Kiser is a rising senior at Cave Spring High School in Roanoke County. The 17 year old is passionate about photography and has even started her own photography business. 

There's also something else she's passionate about: finding a cure for diabetes.

Kiser wears an insulin pump and pricks her finger eight to ten times a day.  "It's caused callouses over all of my fingers so I can't feel them very well on the tips where I prick them," Kiser said.

"Sometimes it slows you down.  You can't go to sleepovers. You can't do what you want. You can't eat what you want," Kiser said as she described what it's like to live with diabetes.

This high high school junior doesn't let the disease define her though. Instead she helps other children who've just been diagnosed. "I know some people that just got diagnosed. They're having a really hard time," Kiser said. "I've been through it so I can help them keep their anxiousness and nervousness down and just take it a day at a time."

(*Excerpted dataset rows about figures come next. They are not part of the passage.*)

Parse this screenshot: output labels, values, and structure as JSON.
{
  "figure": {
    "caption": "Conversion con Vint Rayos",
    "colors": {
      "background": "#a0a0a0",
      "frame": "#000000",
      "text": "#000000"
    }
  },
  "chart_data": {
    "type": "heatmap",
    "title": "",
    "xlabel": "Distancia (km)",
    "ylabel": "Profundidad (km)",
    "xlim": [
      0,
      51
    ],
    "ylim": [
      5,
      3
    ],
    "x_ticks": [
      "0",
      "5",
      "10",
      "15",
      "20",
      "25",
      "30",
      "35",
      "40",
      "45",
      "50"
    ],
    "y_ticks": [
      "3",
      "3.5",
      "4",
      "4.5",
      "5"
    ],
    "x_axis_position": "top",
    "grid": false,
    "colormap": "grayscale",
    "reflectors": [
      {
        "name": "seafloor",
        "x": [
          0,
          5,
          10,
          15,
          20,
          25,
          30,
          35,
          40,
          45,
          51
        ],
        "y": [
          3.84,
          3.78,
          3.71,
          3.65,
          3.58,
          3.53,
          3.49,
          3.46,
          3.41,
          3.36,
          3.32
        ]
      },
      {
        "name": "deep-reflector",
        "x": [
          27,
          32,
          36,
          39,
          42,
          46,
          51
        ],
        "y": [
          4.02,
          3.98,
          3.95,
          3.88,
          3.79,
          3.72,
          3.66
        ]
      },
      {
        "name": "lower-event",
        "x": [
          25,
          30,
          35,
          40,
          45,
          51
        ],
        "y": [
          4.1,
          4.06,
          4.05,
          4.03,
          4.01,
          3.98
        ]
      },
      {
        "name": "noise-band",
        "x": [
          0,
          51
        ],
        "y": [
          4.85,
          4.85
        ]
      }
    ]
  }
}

Kiser now has a Web site for her photography business and has committed part of her proceeds to diabetes research.

"I think there will be a cure," Kiser said. "I have no doubt in my mind they'll find one."

Olivia Kiser's Photography Web Site

One of Kiser's photos will be up for auction at the 9th annual Denim and Diamonds Star City Gala Saturday Night at the Shenandoah Club in Roanoke.  The money raised goes to the Juvenile Diabetes Research Foundation.